You can use various tools for the collection of digital evidence.
Consider presaging and testing of forensics tools as part of their infrastructure design for the enterprise cloud architecture.
Collecting Metadata
Specifically, consider the issue of metadata needs carefully. Whether to allow metadata or not is not a decision point any longer because metadata exists and is created by end-users at every level of the cloud architecture.
Be aware of the metadata that exists in the enterprise cloud, and have a plan and a policy for managing and acquiring it, if required.
This issue can become more complicated in multitenant clouds because the ability to isolate tenants from each other can influence the scope and reach of metadata.
If tenant isolation is not done properly, one tenant’s metadata may be exposed to others, allowing for “data bleed” to occur
Examining the Data
After data has been collected, the next phase is to examine the data, which involves assessing and extracting the relevant pieces of information from the collected data.
This phase may also involve the following:
- Bypassing or mitigating OS or application features that obscure data and code, such as data compression, encryption, and access control mechanisms
- Using text and pattern searches to identify pertinent data, such as finding documents that mention a particular subject or person or identifying email log entries for a particular email address
- Using a tool that can determine the type of contents of each data file, such as text, graphics, music, or a compressed file archive
- Using knowledge of data file types to identify files that merit further study, as well as to exclude files that are of no interest to the examination
- Using any databases containing information about known files to include or exclude files from further consideration
Analyzing the Data
The analysis should include identifying people, places, items, and events and determining how these elements are related so that a conclusion can be reached. Often, this effort includes correlating data among multiple sources.

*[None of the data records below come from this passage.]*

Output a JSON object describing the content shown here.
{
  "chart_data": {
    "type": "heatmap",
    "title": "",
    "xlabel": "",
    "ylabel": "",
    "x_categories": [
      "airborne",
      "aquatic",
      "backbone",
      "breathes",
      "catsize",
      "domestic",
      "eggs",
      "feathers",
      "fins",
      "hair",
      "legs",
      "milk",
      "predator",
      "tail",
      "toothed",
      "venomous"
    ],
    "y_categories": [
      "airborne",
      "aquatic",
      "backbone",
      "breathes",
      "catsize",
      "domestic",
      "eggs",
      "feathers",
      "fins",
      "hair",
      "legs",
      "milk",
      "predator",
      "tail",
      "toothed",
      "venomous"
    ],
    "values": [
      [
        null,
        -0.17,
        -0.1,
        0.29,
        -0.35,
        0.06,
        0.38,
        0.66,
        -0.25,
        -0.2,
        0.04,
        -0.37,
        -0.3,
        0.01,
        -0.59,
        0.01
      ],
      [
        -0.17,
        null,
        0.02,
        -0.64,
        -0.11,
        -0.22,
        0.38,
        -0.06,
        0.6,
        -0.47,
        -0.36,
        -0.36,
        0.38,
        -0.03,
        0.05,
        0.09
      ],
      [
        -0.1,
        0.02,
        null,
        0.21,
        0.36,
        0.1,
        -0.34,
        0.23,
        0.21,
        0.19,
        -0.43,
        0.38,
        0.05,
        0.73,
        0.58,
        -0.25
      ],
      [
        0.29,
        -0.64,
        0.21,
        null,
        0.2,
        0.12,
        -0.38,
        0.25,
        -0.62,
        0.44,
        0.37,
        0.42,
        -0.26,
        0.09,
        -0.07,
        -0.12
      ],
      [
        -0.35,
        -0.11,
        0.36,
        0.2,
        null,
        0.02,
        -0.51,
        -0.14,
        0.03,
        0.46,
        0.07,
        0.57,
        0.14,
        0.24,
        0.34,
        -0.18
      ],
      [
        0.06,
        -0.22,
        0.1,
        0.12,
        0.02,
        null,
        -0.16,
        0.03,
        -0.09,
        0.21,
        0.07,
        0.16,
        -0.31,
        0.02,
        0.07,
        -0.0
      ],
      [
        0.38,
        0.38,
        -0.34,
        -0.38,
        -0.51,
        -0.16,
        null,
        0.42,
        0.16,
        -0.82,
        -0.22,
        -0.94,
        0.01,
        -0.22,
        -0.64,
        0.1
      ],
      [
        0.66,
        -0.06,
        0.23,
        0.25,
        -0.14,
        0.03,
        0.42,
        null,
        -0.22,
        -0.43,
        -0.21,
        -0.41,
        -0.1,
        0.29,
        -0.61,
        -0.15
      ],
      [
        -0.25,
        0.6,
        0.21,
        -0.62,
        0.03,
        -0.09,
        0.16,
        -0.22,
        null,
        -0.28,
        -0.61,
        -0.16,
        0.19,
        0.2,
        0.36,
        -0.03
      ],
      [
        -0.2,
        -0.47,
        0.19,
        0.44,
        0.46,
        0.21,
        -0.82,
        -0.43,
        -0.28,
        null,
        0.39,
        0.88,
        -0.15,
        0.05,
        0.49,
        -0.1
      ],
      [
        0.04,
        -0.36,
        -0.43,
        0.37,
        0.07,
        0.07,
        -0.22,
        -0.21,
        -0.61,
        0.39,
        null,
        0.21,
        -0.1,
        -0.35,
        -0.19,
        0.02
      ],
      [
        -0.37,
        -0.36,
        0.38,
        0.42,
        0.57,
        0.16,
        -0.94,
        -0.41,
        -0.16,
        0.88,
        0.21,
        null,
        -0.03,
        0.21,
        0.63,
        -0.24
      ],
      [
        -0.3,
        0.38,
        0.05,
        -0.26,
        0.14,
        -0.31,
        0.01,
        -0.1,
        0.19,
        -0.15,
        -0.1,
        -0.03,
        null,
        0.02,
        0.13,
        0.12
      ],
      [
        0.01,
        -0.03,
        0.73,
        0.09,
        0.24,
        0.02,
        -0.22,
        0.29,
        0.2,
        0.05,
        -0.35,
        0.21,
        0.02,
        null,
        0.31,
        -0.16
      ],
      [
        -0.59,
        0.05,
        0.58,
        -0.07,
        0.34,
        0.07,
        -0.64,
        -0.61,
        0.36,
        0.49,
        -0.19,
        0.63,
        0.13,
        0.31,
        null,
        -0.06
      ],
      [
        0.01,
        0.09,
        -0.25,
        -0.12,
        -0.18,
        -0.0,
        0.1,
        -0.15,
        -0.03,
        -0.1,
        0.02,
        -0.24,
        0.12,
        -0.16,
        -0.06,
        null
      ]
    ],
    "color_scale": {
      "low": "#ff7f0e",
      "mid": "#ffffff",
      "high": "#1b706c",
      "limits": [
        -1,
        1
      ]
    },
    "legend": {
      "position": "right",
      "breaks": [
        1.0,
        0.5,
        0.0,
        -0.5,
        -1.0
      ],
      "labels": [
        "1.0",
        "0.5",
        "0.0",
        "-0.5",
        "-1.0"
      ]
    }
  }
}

For instance, a NIDS log may link an event to a host, the host audit logs may link the event to a specific user account, and the host IDS log may indicate what actions that user performed.
Tools such as centralized logging and security event management software can facilitate this process by automatically gathering and correlating the data. Comparing system characteristics to known baselines can identify various types of changes made to the system.
Reporting the Findings
The final phase is reporting, which is the process of preparing and presenting the information resulting from the analysis phase.
Many factors affect reporting, including the following:
- Alternative explanations: When the information regarding an event is incomplete, it may not be possible to arrive at a definitive explanation of what happened.
- When an event has two or more plausible explanations, each should be given due consideration in the reporting process. Use a methodical approach to attempt to prove or disprove each possible explanation that is proposed.
- Audience consideration: Knowing the audience to which the data or information will be shown is important. An incident requiring law enforcement involvement requires highly detailed reports of all information gathered and may also require copies of all evidentiary data obtained.
- A system administrator might want to see network traffic and related statistics in great detail. Senior management might simply want a high-level overview of what happened, such as a simplified visual representation of how the attack occurred, and what should be done to prevent similar incidents.
- Actionable information: Reporting also includes identifying actionable information gained from data that may allow you to collect new sources of information.
For example, a list of contacts may be developed from the data that can lead to additional information about an incident or crime.
Also, information might be obtained that can prevent future events, such as a backdoor on a system that can be used for future attacks, a crime that is being planned, a worm scheduled to start spreading at a certain time, or a vulnerability that can be exploited.